Query change listener inner workings

First of all, an important question to anyone with deep knowledge on the lite sdk (i am working with the swift one but i imagine they all work the same?):
Under the hood, does the Query.addChangeListener API just add a change listener to the collections referenced by the query and rerun the query when those collections receive changes? Is it more efficient than that?

I am trying to gauge whether going through the Collection.addChangeListener API and manually rerunning my queries when a change is emitted would be much slower than going through the provided Query.addChangeListener API.

— — Some Context — —
This is all in the context of managing multiple database connections to utilise read concurrency. When it comes to one time Query.execute() calls those i can manage fine and I think i found the best way to navigate that complexity in my scenario. My multi-connection implementation has drastically sped up our app taking it from unusable to almost up to par with our previous realm implementation that we are now migrating away from.

To express why the inner workings of the change listener apis are important to me, here is a little background on what i discovered so far through personal testing:

  1. Concurrent reads from multiple connections are fine, as long as they don’t read from the same collections. In other words, reading from scope.foo and scope.bar on two different connections performs both individual reads in the same time they would take if ran individually. Performing two reads into scope.foo concurrently, however, slows both reads down substantially.
  2. One database iterates and maps results in ResultSet faster if only iterating on one ResultSet at a time. This means that having dabatase1 try to concurrently unpack the ResultSet from query1 and query2 makes both iterators slower than having query2 wait for query1 to finish iterating over it’s own results before starting.
  3. Writes and key based lookups are fast enough that they warrant being on their own “always available” connection that does not need any manual managing. The lock that the sdk uses to manage interacting with a connection is more than enough for these.

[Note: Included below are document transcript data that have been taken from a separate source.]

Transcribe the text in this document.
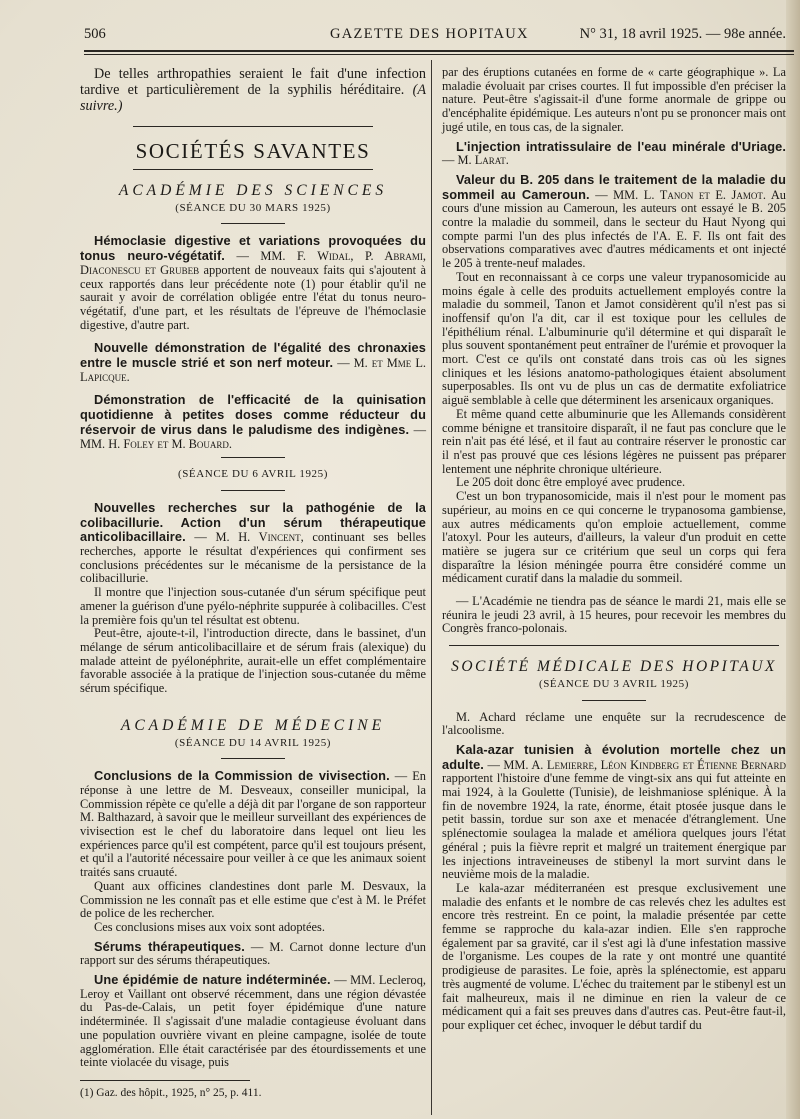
506	GAZETTE DES HOPITAUX	N° 31, 18 avril 1925. — 98e année.

De telles arthropathies seraient le fait d'une infection tardive et particulièrement de la syphilis héréditaire. (A suivre.)

SOCIÉTÉS SAVANTES
ACADÉMIE DES SCIENCES
(SÉANCE DU 30 MARS 1925)

Hémoclasie digestive et variations provoquées du tonus neuro-végétatif. — MM. F. Widal, P. Abrami, Diaconescu et Grubeb apportent de nouveaux faits qui s'ajoutent à ceux rapportés dans leur précédente note (1) pour établir qu'il ne saurait y avoir de corrélation obligée entre l'état du tonus neuro-végétatif, d'une part, et les résultats de l'épreuve de l'hémoclasie digestive, d'autre part.

Nouvelle démonstration de l'égalité des chronaxies entre le muscle strié et son nerf moteur. — M. et Mme L. Lapicque.

Démonstration de l'efficacité de la quinisation quotidienne à petites doses comme réducteur du réservoir de virus dans le paludisme des indigènes. — MM. H. Foley et M. Bouard.

(SÉANCE DU 6 AVRIL 1925)

Nouvelles recherches sur la pathogénie de la colibacillurie. Action d'un sérum thérapeutique anticolibacillaire. — M. H. Vincent, continuant ses belles recherches, apporte le résultat d'expériences qui confirment ses conclusions précédentes sur le mécanisme de la persistance de la colibacillurie.

Il montre que l'injection sous-cutanée d'un sérum spécifique peut amener la guérison d'une pyélo-néphrite suppurée à colibacilles. C'est la première fois qu'un tel résultat est obtenu.

Peut-être, ajoute-t-il, l'introduction directe, dans le bassinet, d'un mélange de sérum anticolibacillaire et de sérum frais (alexique) du malade atteint de pyélonéphrite, aurait-elle un effet complémentaire favorable associée à la pratique de l'injection sous-cutanée du même sérum spécifique.

ACADÉMIE DE MÉDECINE
(SÉANCE DU 14 AVRIL 1925)

Conclusions de la Commission de vivisection. — En réponse à une lettre de M. Desveaux, conseiller municipal, la Commission répète ce qu'elle a déjà dit par l'organe de son rapporteur M. Balthazard, à savoir que le meilleur surveillant des expériences de vivisection est le chef du laboratoire dans lequel ont lieu les expériences parce qu'il est compétent, parce qu'il est toujours présent, et qu'il a l'autorité nécessaire pour veiller à ce que les animaux soient traités sans cruauté.

Quant aux officines clandestines dont parle M. Desvaux, la Commission ne les connaît pas et elle estime que c'est à M. le Préfet de police de les rechercher.

Ces conclusions mises aux voix sont adoptées.

Sérums thérapeutiques. — M. Carnot donne lecture d'un rapport sur des sérums thérapeutiques.

Une épidémie de nature indéterminée. — MM. Lecleroq, Leroy et Vaillant ont observé récemment, dans une région dévastée du Pas-de-Calais, un petit foyer épidémique d'une nature indéterminée. Il s'agissait d'une maladie contagieuse évoluant dans une population ouvrière vivant en pleine campagne, isolée de toute agglomération. Elle était caractérisée par des étourdissements et une teinte violacée du visage, puis

(1) Gaz. des hôpit., 1925, n° 25, p. 411.

par des éruptions cutanées en forme de « carte géographique ». La maladie évoluait par crises courtes. Il fut impossible d'en préciser la nature. Peut-être s'agissait-il d'une forme anormale de grippe ou d'encéphalite épidémique. Les auteurs n'ont pu se prononcer mais ont jugé utile, en tous cas, de la signaler.

L'injection intratissulaire de l'eau minérale d'Uriage. — M. Larat.

Valeur du B. 205 dans le traitement de la maladie du sommeil au Cameroun. — MM. L. Tanon et E. Jamot. Au cours d'une mission au Cameroun, les auteurs ont essayé le B. 205 contre la maladie du sommeil, dans le secteur du Haut Nyong qui compte parmi l'un des plus infectés de l'A. E. F. Ils ont fait des observations comparatives avec d'autres médicaments et ont injecté le 205 à trente-neuf malades.

Tout en reconnaissant à ce corps une valeur trypanosomicide au moins égale à celle des produits actuellement employés contre la maladie du sommeil, Tanon et Jamot considèrent qu'il n'est pas si inoffensif qu'on l'a dit, car il est toxique pour les cellules de l'épithélium rénal. L'albuminurie qu'il détermine et qui disparaît le plus souvent spontanément peut entraîner de l'urémie et provoquer la mort. C'est ce qu'ils ont constaté dans trois cas où les signes cliniques et les lésions anatomo-pathologiques étaient absolument superposables. Ils ont vu de plus un cas de dermatite exfoliatrice aiguë semblable à celle que déterminent les arsenicaux organiques.

Et même quand cette albuminurie que les Allemands considèrent comme bénigne et transitoire disparaît, il ne faut pas conclure que le rein n'ait pas été lésé, et il faut au contraire réserver le pronostic car il n'est pas prouvé que ces lésions légères ne puissent pas préparer lentement une néphrite chronique ultérieure.

Le 205 doit donc être employé avec prudence.

C'est un bon trypanosomicide, mais il n'est pour le moment pas supérieur, au moins en ce qui concerne le trypanosoma gambiense, aux autres médicaments qu'on emploie actuellement, comme l'atoxyl. Pour les auteurs, d'ailleurs, la valeur d'un produit en cette matière se jugera sur ce critérium que seul un corps qui fera disparaître la lésion méningée pourra être considéré comme un médicament curatif dans la maladie du sommeil.

— L'Académie ne tiendra pas de séance le mardi 21, mais elle se réunira le jeudi 23 avril, à 15 heures, pour recevoir les membres du Congrès franco-polonais.

SOCIÉTÉ MÉDICALE DES HOPITAUX
(SÉANCE DU 3 AVRIL 1925)

M. Achard réclame une enquête sur la recrudescence de l'alcoolisme.

Kala-azar tunisien à évolution mortelle chez un adulte. — MM. A. Lemierre, Léon Kindberg et Étienne Bernard rapportent l'histoire d'une femme de vingt-six ans qui fut atteinte en mai 1924, à la Goulette (Tunisie), de leishmaniose splénique. À la fin de novembre 1924, la rate, énorme, était ptosée jusque dans le petit bassin, tordue sur son axe et menacée d'étranglement. Une splénectomie soulagea la malade et améliora quelques jours l'état général ; puis la fièvre reprit et malgré un traitement énergique par les injections intraveineuses de stibenyl la mort survint dans le neuvième mois de la maladie.

Le kala-azar méditerranéen est presque exclusivement une maladie des enfants et le nombre de cas relevés chez les adultes est encore très restreint. En ce point, la maladie présentée par cette femme se rapproche du kala-azar indien. Elle s'en rapproche également par sa gravité, car il s'est agi là d'une infestation massive de l'organisme. Les coupes de la rate y ont montré une quantité prodigieuse de parasites. Le foie, après la splénectomie, est apparu très augmenté de volume. L'échec du traitement par le stibenyl est un fait malheureux, mais il ne diminue en rien la valeur de ce médicament qui a fait ses preuves dans d'autres cas. Peut-être faut-il, pour expliquer cet échec, invoquer le début tardif du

Based on those findings here is a rough outline of how my multi-connection management works:

  • 1 connection for “direct access”:
    • handles all writes
    • handles all id based single document getters
  • a manager with multiple (3 atm) connections for query execution and unpacking:
    • has an operations queue, and a way o track busy collections and connections
    • when a query executes, it waits for both the collections it touches to be available (no connection reading from it) and for one of the connections to not do any work
    • before a query execution starts, both the collections it touches and the assigned connection are marked as blocked. This prevents other connections from slowing down the read time by reading the same collection and the chosen connection from slowing down the result set iteration time by working on anything else before it finishes with the query it was assigned
    • after the result is received, only the targeted collections are unblocked so that other connections + queries can read from them. The connection is kept busy still while trying to unpack the results.
    • after the results are handled, the connection is also made available again for another query to use

This leads to the crux of my issue: I have no control over what database will perform the query of a change listener, at the time a change comes in. I can only smartly manage the first execution that happens when the change listener is established. Because that always happens at call time, i can funnel it through the same management logic. Unfortunately subsequent fires will always happen on that initial database i assigned to it, based on availability criteria no longer valid. This means it can (and in practice does) trip up my fancy footworks around efficiently utilising multiple connections.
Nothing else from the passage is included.